Les Frères, eux, ou du moins leur propagande, est sûre de la victoire, malgré les morts et les emprisonnements. Dans leurs discours et communiqués de presse, Dieu accordera la victoire aux justes. Alors que les manifestations protestant le renversement de Morsi entre le 30 juin et le 3 juillet étaient plutôt clairsemées (bien sûr il y a quand même eu des morts), l’Alliance anti-coup coup et pro-légitimité, qui ne se reconnaît pas comme exclusivement Frères musulmans alors qu’elle en est très proche déclarait que les révolutionnaires étaient descendus par millions. Elle s’imagine aussi capitaliser sur les problèmes économiques pour attiser le mécontentement envers le pouvoir. « La résistance de millions d’entre vous a maintenant été rejointe par d’autres millions qui ont un jour cru au 30 juin mais qui souffrent maintenant sous le nouveau régime. Utilisons notre expérience de résistance résiliente et pacifique pour protester contre la décision de diminuer les subventions aux biens de première nécessité et contre l’inflation. Faisons en sorte que ce soit un point de départ pour faire échec au coup d’Etat. »
« Les demandes de la Confrérie ne se sont pas adoucies ni ne sont devenus plus réalistes : Morsi doit toujours revenir, ne serait-ce que pour annoncer sa démission et annoncer des élections anticipées. Et ceux qui l’ont destitué, principalement le maréchal Abdel Fattah al Sissi, qui a été élu président, doivent être jugés voire condamnés à mort. » Eric Trager, chercheur au Washington Institute for Near East Policy, explique que selon Emad Abdel Ghafour, un ancien conseiller de Morsi qui servirait aujourd’hui d’intermédiaire pour des négociations, le régime serait prêt à libérer une grande partie des prisonniers, moins 300, c’est-à-dire moins les leaders. Si ces derniers acceptaient, ils accepteraient la décapitation de leur propre organisation. Qui plus est, la base n’accepterait pas de négociations avec ceux qui ont tué ou emprisonné leurs proches, elle veut qu’on lui rende des comptes.
Pour Eric Trager, l’organisation est tellement engluée dans sa propre propagande qu’elle a perdu de vue la réalité et son réel affaiblissement.

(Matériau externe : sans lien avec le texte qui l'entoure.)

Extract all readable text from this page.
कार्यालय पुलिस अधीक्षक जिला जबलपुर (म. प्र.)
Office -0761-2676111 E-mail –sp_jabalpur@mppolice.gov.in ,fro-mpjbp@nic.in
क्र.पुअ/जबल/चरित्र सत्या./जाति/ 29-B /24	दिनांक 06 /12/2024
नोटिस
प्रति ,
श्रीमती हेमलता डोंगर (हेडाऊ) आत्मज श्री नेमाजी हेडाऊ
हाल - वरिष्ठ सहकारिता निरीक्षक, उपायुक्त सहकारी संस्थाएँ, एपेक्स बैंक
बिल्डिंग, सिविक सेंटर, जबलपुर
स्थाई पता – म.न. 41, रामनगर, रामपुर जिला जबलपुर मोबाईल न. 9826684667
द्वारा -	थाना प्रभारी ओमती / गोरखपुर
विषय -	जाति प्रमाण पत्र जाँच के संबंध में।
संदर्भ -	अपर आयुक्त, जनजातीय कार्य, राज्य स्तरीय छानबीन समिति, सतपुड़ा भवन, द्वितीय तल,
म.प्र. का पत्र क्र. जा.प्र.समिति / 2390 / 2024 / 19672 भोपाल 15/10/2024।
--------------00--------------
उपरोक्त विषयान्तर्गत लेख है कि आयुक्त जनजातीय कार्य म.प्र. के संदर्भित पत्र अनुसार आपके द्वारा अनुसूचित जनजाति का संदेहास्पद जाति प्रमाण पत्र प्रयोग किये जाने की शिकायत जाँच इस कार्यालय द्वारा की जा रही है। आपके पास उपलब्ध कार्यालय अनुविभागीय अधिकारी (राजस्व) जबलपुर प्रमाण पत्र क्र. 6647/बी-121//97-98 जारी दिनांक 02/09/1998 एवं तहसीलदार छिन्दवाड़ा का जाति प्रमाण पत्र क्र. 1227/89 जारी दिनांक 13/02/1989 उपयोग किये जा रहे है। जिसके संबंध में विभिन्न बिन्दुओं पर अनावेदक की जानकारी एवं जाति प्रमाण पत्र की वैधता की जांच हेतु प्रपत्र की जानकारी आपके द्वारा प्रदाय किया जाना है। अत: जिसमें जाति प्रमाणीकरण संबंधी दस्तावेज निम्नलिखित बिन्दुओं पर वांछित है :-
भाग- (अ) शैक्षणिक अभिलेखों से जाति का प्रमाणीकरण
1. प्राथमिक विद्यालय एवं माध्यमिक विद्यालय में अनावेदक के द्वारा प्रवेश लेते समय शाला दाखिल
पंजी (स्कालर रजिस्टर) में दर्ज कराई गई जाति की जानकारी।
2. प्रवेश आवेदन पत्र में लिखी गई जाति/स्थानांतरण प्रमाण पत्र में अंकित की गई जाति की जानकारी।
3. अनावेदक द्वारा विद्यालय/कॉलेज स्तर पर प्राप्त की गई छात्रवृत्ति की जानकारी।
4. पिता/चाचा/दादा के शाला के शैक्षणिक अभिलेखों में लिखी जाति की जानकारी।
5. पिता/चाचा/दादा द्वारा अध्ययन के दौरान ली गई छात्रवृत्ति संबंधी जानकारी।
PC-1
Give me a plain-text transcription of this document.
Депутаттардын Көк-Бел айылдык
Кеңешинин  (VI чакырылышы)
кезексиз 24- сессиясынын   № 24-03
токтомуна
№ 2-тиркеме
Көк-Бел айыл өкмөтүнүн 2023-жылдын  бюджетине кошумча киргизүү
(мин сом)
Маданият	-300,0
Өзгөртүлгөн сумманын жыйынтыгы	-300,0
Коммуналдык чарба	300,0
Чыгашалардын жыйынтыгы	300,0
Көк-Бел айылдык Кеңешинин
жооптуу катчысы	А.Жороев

Pour Jocelyne Cesari par contre, chercheuse au Berkley Center for Religion, Peace and World Affairs at Georgetown University : »la Confrérie reste profondément présente dans le tissu de la société égyptienne, et aucune répression militaire n’en viendra à bout comme d’une autre tendance politique. Même en interdisant le groupe, en emprisonnant ses membres et en réprimant ses activités, les présidents égyptiens précédents comme Nasser et Moubarak n’ont aps pu en venir à bout. Il est peu vraisemblable que le régime de Sissi y parvienne : une répression féroce suscitera de la sympathie et les fera considérer en martyrs. » Le poids des Frères musulmans et de leur courant de pensée dans la société égyptienne est indéniable, mais l’ampleur de la répression en cours est aussi à prendre en compte, car en chiffres sinon en méthodes où elle est similaire, elle dépasse ce qui a eu lieu sous Moubarak et Sadate.